C’est en s’inspirant des ondes microscopiques circulant dans les matériaux magnétiques que des chercheurs de l’Institut FEMTO-ST ont réussi à créer, dans un métamatériau1 nanostructuré, une onde lumineuse jusque-là inconnue. La découverte de ce « nouvel état de la lumière » a été relayée dans la revue scientifique de référence Nano Letters en juin dernier.
Tout commence avec le phénomène de l’aimantation, qui se décompose en une somme de « moments magnétiques » générés par spin, le spin étant une propriété quantique des atomes. Ces moments magnétiques sont représentés par des flèches vectorielles, qui correspondent chacune à un atome. Dans les matériaux ferromagnétiques, les flèches sont alignées et pointent dans la même direction.

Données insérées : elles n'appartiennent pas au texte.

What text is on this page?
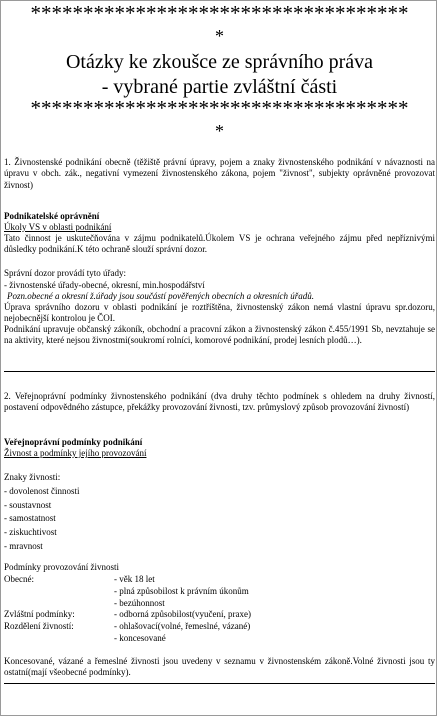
************************************
*
Otázky ke zkoušce ze správního práva
- vybrané partie zvláštní části
************************************
*
1. Živnostenské podnikání obecně (těžiště právní úpravy, pojem a znaky živnostenského podnikání v návaznosti na úpravu v obch. zák., negativní vymezení živnostenského zákona, pojem "živnost", subjekty oprávněné provozovat živnost)
Podnikatelské oprávnění
Úkoly VS v oblasti podnikání
Tato činnost je uskutečňována v zájmu podnikatelů.Úkolem VS je ochrana veřejného zájmu před nepříznivými důsledky podnikání.K této ochraně slouží správní dozor.
Správní dozor provádí tyto úřady:
- živnostenské úřady-obecné, okresní, min.hospodářství
Pozn.obecné a okresní ž.úřady jsou součástí pověřených obecních a okresních úřadů.
Úprava správního dozoru v oblasti podnikání je roztříštěna, živnostenský zákon nemá vlastní úpravu spr.dozoru, nejobecnější kontrolou je ČOI.
Podnikání upravuje občanský zákoník, obchodní a pracovní zákon a živnostenský zákon č.455/1991 Sb, nevztahuje se na aktivity, které nejsou živnostmi(soukromí rolníci, komorové podnikání, prodej lesních plodů…).
2. Veřejnoprávní podmínky živnostenského podnikání (dva druhy těchto podmínek s ohledem na druhy živností, postavení odpovědného zástupce, překážky provozování živnosti, tzv. průmyslový způsob provozování živností)
Veřejnoprávní podmínky podnikání
Živnost a podmínky jejího provozování
Znaky živnosti:
- dovolenost činnosti
- soustavnost
- samostatnost
- ziskuchtivost
- mravnost
Podmínky provozování živnosti
Obecné:	- věk 18 let
- plná způsobilost k právním úkonům
- bezúhonnost
Zvláštní podmínky:	- odborná způsobilost(vyučení, praxe)
Rozdělení živností:	- ohlašovací(volné, řemeslné, vázané)
- koncesované
Koncesované, vázané a řemeslné živnosti jsou uvedeny v seznamu v živnostenském zákoně.Volné živnosti jsou ty ostatní(mají všeobecné podmínky).
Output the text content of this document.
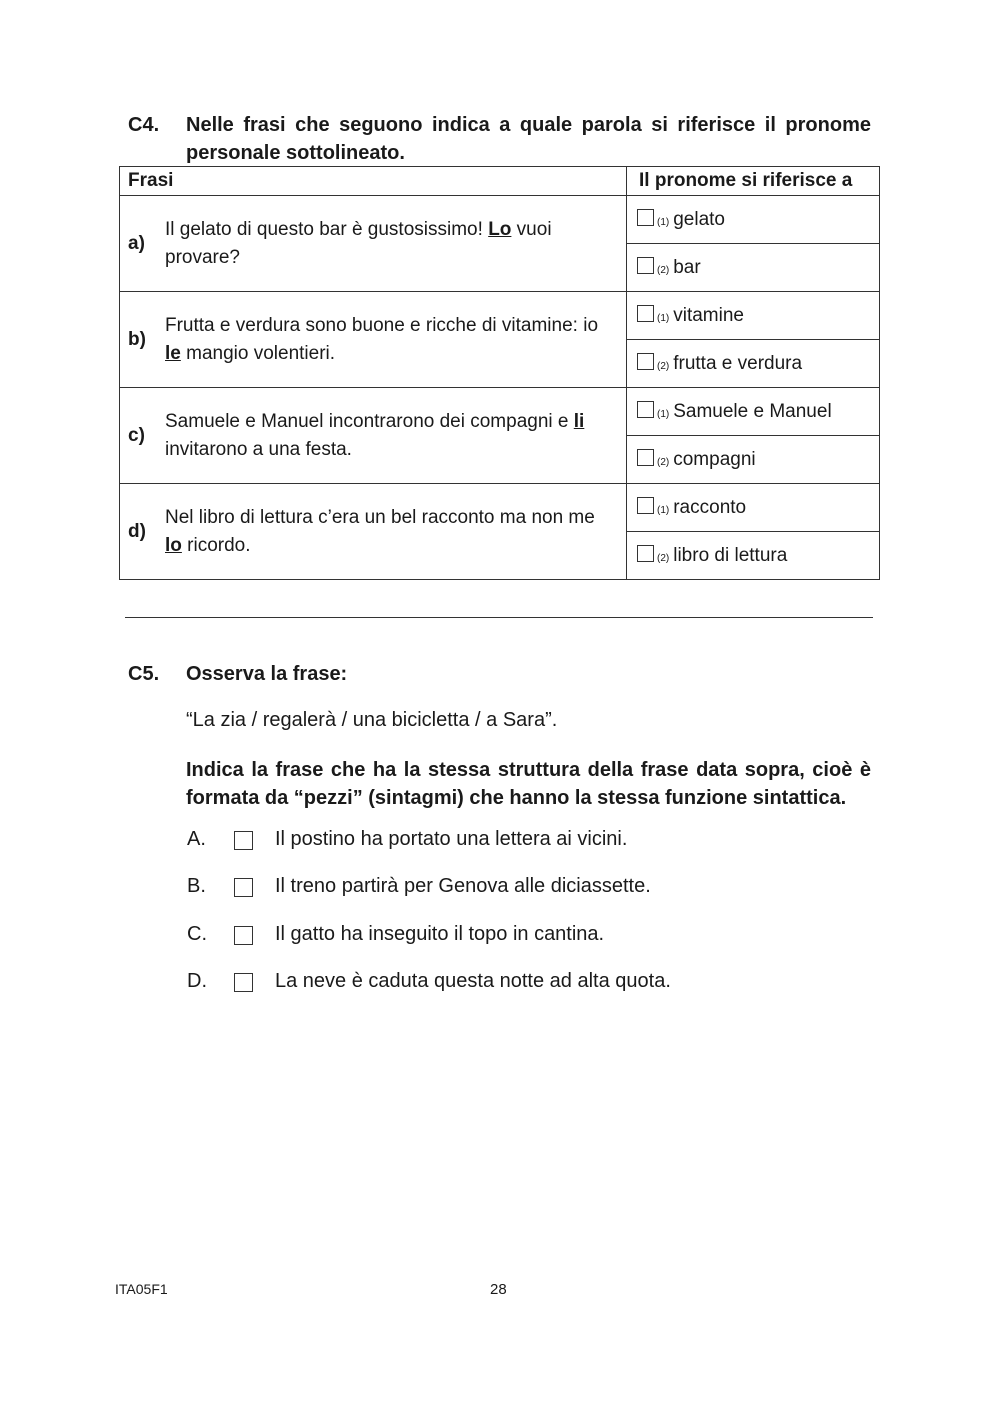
C4. Nelle frasi che seguono indica a quale parola si riferisce il pronome personale sottolineato.
Frasi	Il pronome si riferisce a

a)
Il gelato di questo bar è gustosissimo! Lo vuoi provare?	(1) gelato
	(2) bar

b)
Frutta e verdura sono buone e ricche di vitamine: io le mangio volentieri.	(1) vitamine
	(2) frutta e verdura

c)
Samuele e Manuel incontrarono dei compagni e li invitarono a una festa.	(1) Samuele e Manuel
	(2) compagni

d)
Nel libro di lettura c’era un bel racconto ma non me lo ricordo.	(1) racconto
	(2) libro di lettura
C5. Osserva la frase:
“La zia / regalerà / una bicicletta / a Sara”.
Indica la frase che ha la stessa struttura della frase data sopra, cioè è formata da “pezzi” (sintagmi) che hanno la stessa funzione sintattica.
A.	Il postino ha portato una lettera ai vicini.
B.	Il treno partirà per Genova alle diciassette.
C.	Il gatto ha inseguito il topo in cantina.
D.	La neve è caduta questa notte ad alta quota.
ITA05F1	28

Si on en fait bouger une, en maintenant la perturbation, le mouvement qu’elle exécute se poursuit et gagne les flèches suivantes de proche en proche : chacune effectue une rotation, avec un léger décalage temporel par rapport à la précédente. Ces mouvements successifs entre moments magnétiques créent une onde, l’onde de spin.
À cette onde sont associés des magnons, des « quasi particules » d’énergie qui constituent l’onde magnétique, comme les photons constituent l’onde lumineuse. Pour les gains d’énergie et de miniaturisation qu’ils promettent dans le domaine du traitement de l’information numérique, les magnons intéressent fortement les scientifiques, qui les étudient depuis une vingtaine d’années dans une discipline appelée, en toute logique, magnonique.
À l’Institut FEMTO-ST, ce sont des ponts entre magnonique et optique que Thierry Grosjean et son équipe établissent. Les chercheurs ont reproduit, dans un métamatériau optique, les conditions de la formation des ondes de spin ; en le structurant selon une géométrie particulière, ils ont donné à ce matériau une propriété qui, elle, est intrinsèque aux matériaux ferromagnétiques : la chiralité.
La chiralité se dit d’objets ou de phénomènes semblables, mais qui ne peuvent se superposer, à l’instar de nos mains qui sont de forme identique, mais ne sont pas superposables. Dans les matériaux ferromagnétiques, les moments magnétiques représentés par les flèches tournent dans un sens ou dans l’autre, à gauche ou à droite, créant un effet de chiralité.
« Pour reproduire cet effet de chiralité, nous avons structuré le matériau optique en nano-hélices. Le résultat est probant : comme pour les ondes de spin, les ondes lumineuses tournent et se propagent dans le matériau », explique Thierry Grosjean.
Les « ondes de spin optiques », comme leurs découvreurs les ont baptisées, se prêtent à d’autres investigations. Les mesures expérimentales réalisées à l’Institut FEMTO-ST montrent par exemple que, lorsque le sens de l’enroulement des hélices s’inverse à l’intérieur du métamatériau nanostructuré, la lumière ne peut plus passer : « La frontière entre deux métamatériaux de géométries chirales opposées agit à la façon d’un miroir, la lumière s’y réfléchit sans qu’il soit nécessaire de recourir à une surface métallique », commente Thierry Grosjean, dont les recherches inédites sur les propriétés de ces ondes se poursuivent au département d’optique.